No MFA exceptions register
If any VPN or admin path bypasses MFA, the exception needs a business owner, expiration date, compensating control, and remediation plan. Undocumented bypasses are high-risk audit findings.
Exposed management plane
Public or broadly reachable admin interfaces are a major risk. Restrict management to trusted networks, hardened jump hosts, VPN, and named privileged users with strong logging.
Weak logging evidence
Audit reviewers need more than a statement that logs exist. Provide connector health, sample searches, alert examples, retention settings, and evidence that important events are reviewed.
Unproven recovery
Firewall backups are only useful when they can be restored. Keep recent encrypted configuration backups, document restore steps, and test recovery for critical platforms.
Related support
Where IT Perfection can help
IT Perfection can help Orange County and Southern California organizations organize firewall, VPN, logging, backup, network, and managed IT evidence so leaders can see operational risk clearly before an audit or renewal.
For independent cybersecurity audit, risk, compliance, and firewall security review support, OC Security Audit can help validate firewall rules, VPN exposure, MFA coverage, vulnerability status, and remediation evidence.
Created by Ali Hassani, CISO
Professional firewall and VPN evidence guidance
Ali Hassani brings 25+ years of hands-on experience across IT operations, cybersecurity, Microsoft infrastructure, network security, compliance readiness, cloud services, healthcare IT, MSP services, and business technology leadership.

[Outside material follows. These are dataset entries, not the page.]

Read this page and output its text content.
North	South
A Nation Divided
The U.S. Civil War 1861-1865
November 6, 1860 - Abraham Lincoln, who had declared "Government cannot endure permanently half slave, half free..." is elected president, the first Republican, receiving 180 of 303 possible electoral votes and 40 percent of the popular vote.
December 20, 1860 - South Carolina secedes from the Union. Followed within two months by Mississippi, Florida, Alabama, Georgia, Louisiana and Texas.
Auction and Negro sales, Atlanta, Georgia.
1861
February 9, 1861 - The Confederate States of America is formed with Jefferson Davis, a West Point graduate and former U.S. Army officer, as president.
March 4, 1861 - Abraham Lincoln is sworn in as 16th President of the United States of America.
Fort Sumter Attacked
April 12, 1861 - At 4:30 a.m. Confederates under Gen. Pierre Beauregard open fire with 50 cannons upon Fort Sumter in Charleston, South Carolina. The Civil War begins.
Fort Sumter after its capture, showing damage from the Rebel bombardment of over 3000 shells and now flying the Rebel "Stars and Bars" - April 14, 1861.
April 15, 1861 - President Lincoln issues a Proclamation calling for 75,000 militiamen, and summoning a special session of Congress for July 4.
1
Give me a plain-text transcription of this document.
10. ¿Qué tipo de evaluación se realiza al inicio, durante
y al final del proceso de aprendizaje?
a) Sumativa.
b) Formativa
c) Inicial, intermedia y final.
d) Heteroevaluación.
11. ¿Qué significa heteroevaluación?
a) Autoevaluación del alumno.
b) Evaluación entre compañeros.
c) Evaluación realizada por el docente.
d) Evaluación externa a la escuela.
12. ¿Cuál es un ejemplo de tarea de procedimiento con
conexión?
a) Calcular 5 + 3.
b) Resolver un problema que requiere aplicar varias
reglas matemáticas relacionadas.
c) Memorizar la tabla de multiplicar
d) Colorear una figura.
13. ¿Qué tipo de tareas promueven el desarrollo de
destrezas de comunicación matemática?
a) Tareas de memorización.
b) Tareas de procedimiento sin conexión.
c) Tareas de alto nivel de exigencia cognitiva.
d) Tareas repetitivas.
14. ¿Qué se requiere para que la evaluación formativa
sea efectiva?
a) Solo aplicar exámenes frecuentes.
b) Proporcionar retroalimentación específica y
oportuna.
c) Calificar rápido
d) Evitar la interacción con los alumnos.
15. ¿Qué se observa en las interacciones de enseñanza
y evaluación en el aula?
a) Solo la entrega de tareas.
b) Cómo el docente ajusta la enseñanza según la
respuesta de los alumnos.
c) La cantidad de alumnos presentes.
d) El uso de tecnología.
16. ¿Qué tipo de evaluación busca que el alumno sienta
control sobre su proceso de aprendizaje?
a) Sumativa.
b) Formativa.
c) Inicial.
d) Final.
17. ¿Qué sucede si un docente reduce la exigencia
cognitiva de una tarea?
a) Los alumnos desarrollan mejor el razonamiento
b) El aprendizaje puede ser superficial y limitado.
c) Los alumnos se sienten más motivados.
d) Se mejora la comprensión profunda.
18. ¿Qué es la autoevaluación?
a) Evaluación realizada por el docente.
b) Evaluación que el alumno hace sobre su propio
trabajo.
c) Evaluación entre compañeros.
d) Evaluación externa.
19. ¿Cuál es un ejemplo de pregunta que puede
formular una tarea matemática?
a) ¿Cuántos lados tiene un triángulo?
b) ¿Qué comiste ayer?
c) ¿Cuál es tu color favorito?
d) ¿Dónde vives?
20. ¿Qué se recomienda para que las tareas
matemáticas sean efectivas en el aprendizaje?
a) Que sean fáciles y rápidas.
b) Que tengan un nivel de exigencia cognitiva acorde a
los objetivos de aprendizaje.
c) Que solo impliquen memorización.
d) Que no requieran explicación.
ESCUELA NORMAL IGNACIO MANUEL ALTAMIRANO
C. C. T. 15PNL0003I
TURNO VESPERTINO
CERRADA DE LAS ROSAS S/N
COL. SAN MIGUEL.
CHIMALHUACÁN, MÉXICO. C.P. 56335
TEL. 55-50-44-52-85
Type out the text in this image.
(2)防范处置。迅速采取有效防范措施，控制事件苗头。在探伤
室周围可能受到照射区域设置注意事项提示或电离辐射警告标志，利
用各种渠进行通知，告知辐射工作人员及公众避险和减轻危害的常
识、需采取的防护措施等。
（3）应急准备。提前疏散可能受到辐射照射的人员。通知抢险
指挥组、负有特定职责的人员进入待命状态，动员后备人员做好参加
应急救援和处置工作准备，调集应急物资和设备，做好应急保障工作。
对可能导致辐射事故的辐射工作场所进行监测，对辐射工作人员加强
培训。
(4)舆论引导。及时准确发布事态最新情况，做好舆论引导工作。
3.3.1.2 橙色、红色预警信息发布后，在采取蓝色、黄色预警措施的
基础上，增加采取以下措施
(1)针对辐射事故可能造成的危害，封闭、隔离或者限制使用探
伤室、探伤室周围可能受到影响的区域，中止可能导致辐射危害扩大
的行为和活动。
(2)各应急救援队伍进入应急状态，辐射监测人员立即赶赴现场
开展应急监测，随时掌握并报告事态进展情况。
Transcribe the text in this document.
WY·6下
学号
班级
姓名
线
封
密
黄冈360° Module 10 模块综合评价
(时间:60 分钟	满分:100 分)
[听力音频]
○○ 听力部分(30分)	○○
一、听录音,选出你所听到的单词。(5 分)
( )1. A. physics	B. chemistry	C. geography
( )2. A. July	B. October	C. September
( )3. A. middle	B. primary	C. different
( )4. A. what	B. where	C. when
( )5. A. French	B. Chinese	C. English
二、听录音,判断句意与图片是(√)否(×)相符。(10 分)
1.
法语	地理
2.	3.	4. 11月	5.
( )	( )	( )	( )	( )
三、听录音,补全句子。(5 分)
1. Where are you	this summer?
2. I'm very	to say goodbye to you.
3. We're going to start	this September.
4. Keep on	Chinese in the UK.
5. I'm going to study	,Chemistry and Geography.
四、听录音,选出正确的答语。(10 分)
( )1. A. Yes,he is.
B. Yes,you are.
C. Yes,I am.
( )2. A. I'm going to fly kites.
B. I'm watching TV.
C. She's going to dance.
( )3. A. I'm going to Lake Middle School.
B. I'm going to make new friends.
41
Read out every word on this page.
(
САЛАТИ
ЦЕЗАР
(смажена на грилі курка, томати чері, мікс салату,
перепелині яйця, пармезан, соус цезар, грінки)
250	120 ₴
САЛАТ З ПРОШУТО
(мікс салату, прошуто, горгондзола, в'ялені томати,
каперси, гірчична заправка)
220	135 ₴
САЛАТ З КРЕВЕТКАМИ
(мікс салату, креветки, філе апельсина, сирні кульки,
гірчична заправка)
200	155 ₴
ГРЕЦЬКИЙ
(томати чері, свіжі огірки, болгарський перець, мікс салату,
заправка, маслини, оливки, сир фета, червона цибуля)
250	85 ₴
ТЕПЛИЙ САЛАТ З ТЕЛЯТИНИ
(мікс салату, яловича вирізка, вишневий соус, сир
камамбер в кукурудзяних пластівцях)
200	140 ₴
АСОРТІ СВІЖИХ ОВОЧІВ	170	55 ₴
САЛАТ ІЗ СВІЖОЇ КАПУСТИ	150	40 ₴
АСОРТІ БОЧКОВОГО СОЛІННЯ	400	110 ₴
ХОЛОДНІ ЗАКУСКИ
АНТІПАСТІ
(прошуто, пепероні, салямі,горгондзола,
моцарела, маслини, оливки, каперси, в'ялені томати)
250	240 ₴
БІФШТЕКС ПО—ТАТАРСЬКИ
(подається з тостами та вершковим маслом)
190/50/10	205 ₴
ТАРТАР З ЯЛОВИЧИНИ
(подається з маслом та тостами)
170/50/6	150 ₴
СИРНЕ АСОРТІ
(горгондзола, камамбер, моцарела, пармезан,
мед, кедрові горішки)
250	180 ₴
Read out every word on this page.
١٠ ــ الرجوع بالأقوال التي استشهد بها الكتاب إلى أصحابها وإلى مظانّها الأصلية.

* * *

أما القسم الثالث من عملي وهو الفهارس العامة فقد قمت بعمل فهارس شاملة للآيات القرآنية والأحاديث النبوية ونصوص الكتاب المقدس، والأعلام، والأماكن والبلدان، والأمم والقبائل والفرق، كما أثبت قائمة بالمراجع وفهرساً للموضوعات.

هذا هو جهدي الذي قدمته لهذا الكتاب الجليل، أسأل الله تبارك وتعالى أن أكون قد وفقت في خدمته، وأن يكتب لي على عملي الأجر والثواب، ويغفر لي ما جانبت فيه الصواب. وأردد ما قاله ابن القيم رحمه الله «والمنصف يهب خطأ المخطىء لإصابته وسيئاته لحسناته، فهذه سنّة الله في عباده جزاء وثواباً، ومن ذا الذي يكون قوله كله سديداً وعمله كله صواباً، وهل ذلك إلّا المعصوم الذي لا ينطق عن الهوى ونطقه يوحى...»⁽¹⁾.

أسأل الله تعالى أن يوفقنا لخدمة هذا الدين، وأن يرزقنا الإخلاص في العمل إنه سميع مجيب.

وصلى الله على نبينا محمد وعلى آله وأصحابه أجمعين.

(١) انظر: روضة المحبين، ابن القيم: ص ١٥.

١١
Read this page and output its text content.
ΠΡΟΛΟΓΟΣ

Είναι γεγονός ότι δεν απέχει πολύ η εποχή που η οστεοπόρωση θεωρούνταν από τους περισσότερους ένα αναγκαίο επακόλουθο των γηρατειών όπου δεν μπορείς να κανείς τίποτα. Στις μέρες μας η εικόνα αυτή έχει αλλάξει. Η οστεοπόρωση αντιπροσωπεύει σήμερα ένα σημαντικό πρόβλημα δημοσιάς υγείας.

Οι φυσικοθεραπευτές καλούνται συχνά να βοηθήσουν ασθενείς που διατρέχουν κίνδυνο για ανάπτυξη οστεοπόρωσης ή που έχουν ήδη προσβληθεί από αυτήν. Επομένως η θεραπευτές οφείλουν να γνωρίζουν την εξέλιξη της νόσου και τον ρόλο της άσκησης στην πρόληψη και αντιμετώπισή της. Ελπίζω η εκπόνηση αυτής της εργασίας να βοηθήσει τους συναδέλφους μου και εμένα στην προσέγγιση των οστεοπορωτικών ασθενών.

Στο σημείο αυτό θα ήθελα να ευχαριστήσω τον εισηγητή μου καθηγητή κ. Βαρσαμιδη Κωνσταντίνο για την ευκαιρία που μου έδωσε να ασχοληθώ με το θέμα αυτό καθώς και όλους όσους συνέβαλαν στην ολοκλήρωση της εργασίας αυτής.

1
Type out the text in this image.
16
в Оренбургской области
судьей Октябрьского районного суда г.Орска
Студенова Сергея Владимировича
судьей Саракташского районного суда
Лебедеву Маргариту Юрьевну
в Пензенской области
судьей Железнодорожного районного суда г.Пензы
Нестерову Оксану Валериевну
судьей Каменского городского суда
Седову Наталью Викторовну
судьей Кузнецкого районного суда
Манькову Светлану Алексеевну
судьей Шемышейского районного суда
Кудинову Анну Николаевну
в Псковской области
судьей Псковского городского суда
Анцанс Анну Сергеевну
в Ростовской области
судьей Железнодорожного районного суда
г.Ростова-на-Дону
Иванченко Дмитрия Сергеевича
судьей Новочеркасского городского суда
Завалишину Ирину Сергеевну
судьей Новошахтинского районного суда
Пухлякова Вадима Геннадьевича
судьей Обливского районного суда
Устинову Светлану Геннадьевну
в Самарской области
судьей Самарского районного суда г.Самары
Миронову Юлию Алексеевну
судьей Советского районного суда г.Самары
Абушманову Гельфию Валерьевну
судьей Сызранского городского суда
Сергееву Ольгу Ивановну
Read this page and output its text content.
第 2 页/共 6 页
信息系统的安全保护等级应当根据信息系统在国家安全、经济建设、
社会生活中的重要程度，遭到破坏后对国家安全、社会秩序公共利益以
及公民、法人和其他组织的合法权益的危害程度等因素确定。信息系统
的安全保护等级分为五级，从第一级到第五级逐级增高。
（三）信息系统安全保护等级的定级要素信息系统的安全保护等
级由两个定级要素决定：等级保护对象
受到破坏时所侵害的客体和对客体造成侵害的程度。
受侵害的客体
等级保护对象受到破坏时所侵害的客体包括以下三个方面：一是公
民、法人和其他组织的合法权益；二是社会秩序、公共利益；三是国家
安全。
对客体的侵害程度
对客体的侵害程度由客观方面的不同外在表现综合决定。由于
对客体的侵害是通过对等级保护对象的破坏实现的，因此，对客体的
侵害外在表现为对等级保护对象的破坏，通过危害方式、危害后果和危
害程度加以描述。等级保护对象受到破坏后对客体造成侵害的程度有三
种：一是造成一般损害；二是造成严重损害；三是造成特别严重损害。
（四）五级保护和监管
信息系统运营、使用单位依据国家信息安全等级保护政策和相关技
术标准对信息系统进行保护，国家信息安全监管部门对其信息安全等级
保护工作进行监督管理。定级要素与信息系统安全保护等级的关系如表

This guide is for initial education and planning. It does not replace a professional cybersecurity audit, compliance assessment, penetration test, legal review, vendor engineering review, or Microsoft professional services engagement.
Make the evidence usable
The goal is not to collect every possible screenshot. The goal is to create a reliable evidence package that helps executives, IT managers, auditors, and engineers understand firewall exposure, VPN access, control ownership, remediation status, and the decisions needed to reduce risk.
FAQ
Firewall and VPN audit evidence FAQ
How often should firewall and VPN evidence be refreshed?
Critical firewall and VPN evidence should be refreshed at least annually and after major changes. High-risk environments should review rule changes, VPN access, MFA exceptions, exposed services, and firmware status more frequently.
What is the most important VPN evidence?
The most important VPN evidence usually includes the VPN configuration, enabled user and group list, MFA enforcement proof, vendor access review, inactive user cleanup, admin access restrictions, logs, and exception approvals.
Should firewall screenshots be enough for an audit?
Screenshots can support an audit, but they are not enough by themselves. Exported reports, owner approvals, tickets, logs, vulnerability evidence, backups, and remediation records create a stronger and more repeatable audit package.
Who should own firewall rule recertification?
Technical teams should prepare the rule data, but business application owners should confirm whether access is still required. Security or IT leadership should review high-risk exceptions and approve remediation priorities.